Selon l’équipe de recherche, ces résultats concernant les conséquences à long terme de la COVID-19 « soulignent la nécessité d’une approche de soins intégrée, holistique et multidisciplinaire à long terme pour les patients atteints de COVID-19 ».
De nombreuses causes potentielles
Comme nous l’avons expliqué plus tôt dans ce numéro de TraitementActualités, les scientifiques sont en train d’explorer plusieurs pistes dans l’espoir de découvrir les causes de la COVID de longue durée.
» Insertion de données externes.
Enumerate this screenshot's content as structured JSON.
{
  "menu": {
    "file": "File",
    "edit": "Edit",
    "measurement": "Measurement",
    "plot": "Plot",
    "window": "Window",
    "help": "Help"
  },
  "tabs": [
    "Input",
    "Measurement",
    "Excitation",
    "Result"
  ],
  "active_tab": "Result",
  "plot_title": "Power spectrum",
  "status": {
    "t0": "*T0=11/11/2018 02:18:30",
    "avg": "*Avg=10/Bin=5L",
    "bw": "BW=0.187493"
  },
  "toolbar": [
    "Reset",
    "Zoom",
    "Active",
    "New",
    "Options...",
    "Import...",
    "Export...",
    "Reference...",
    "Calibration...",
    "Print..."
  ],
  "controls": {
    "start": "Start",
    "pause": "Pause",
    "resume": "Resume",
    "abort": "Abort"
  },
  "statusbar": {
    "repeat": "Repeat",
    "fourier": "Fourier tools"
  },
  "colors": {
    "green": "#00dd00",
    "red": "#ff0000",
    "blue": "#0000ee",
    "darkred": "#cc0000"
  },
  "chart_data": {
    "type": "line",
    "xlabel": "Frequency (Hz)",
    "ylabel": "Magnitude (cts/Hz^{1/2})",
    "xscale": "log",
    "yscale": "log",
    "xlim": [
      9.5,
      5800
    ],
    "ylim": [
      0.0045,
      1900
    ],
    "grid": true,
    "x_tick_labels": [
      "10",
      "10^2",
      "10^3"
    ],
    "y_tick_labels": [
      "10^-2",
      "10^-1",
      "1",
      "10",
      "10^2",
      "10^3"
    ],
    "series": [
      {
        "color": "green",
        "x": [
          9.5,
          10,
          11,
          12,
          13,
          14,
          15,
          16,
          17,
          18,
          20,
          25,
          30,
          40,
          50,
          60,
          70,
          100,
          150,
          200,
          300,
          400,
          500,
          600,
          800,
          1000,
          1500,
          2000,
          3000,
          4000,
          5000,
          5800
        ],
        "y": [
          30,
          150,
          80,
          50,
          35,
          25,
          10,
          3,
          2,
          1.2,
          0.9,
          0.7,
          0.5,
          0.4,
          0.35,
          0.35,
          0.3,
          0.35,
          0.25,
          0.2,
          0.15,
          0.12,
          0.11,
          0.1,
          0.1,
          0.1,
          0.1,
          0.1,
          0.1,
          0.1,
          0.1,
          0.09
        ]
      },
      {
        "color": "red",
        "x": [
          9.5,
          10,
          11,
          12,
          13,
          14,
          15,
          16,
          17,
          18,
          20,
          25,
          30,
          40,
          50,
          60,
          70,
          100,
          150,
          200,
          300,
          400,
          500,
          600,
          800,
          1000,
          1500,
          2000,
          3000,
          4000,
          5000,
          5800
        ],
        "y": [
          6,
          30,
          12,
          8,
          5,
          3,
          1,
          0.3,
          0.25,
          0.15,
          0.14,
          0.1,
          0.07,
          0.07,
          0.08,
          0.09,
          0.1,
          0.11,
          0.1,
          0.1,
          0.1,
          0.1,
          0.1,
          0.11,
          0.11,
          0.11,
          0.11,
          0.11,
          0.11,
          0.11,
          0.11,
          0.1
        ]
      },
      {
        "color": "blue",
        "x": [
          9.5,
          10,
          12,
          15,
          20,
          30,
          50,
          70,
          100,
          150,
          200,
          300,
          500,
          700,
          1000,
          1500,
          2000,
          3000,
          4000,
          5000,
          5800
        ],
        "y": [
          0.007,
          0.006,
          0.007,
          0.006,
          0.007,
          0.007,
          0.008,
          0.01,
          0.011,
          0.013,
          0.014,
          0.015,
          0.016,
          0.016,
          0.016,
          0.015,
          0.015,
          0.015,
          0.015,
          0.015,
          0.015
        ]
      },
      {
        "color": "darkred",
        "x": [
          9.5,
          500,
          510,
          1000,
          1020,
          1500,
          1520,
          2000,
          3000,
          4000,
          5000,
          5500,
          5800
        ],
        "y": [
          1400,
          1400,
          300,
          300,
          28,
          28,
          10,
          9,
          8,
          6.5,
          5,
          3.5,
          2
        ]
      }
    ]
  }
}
L’équipe des Veterans Affairs n’est pas certaine pourquoi la COVID de longue durée se produit, mais compte tenu de la nature généralisée du phénomène, elle a avancé les possibilités suivantes :
- Des fragments du SRAS-CoV-2 persistent longtemps dans les régions profondes de l’organisme, notamment dans le système nerveux central (cerveau et moelle épinière).
- Le système immunitaire continue d’être hautement activé et enflammé.
- Le système immunitaire s’attaque à diverses parties de l’organisme.
Outre les facteurs biologiques mentionnés ci-dessus, l’équipe de recherche a indiqué que des facteurs d’ordre social ou d’autres problèmes pourraient contribuer indirectement au mauvais état de santé de certaines personnes souffrant de COVID de longue durée, dont les suivants :
- réduction des contacts sociaux et solitude
- perte d’emploi
- changements alimentaires et réduction de l’activité physique
Quelques remarques à propos de l’étude
Même si la présente étude constitue un important pas en avant, elle présente quelques limites :
- En raison de la manière dont l’étude a été conçue, il n’est pas clair quelles manifestations de la COVID de longue durée sont des conséquences directes ou indirectes du SRAS-CoV-2.
- La vaste majorité des participants étaient des hommes, même si d’autres études ont montré que la COVID de longue durée était courante chez les femmes.
- Au fur et à mesure que le SRAS-CoV-2 continue de muter et que davantage de personnes sont vaccinées, les manifestations de la COVID de longue durée pourraient changer au fil du temps.
—Sean R. Hosein
RÉFÉRENCE :
Al-Aly Z, Xie Y, Bowe B. High-dimensional characterization of post-acute sequelae of COVID-19. Nature. 2021 Jun;594(7862):259-264.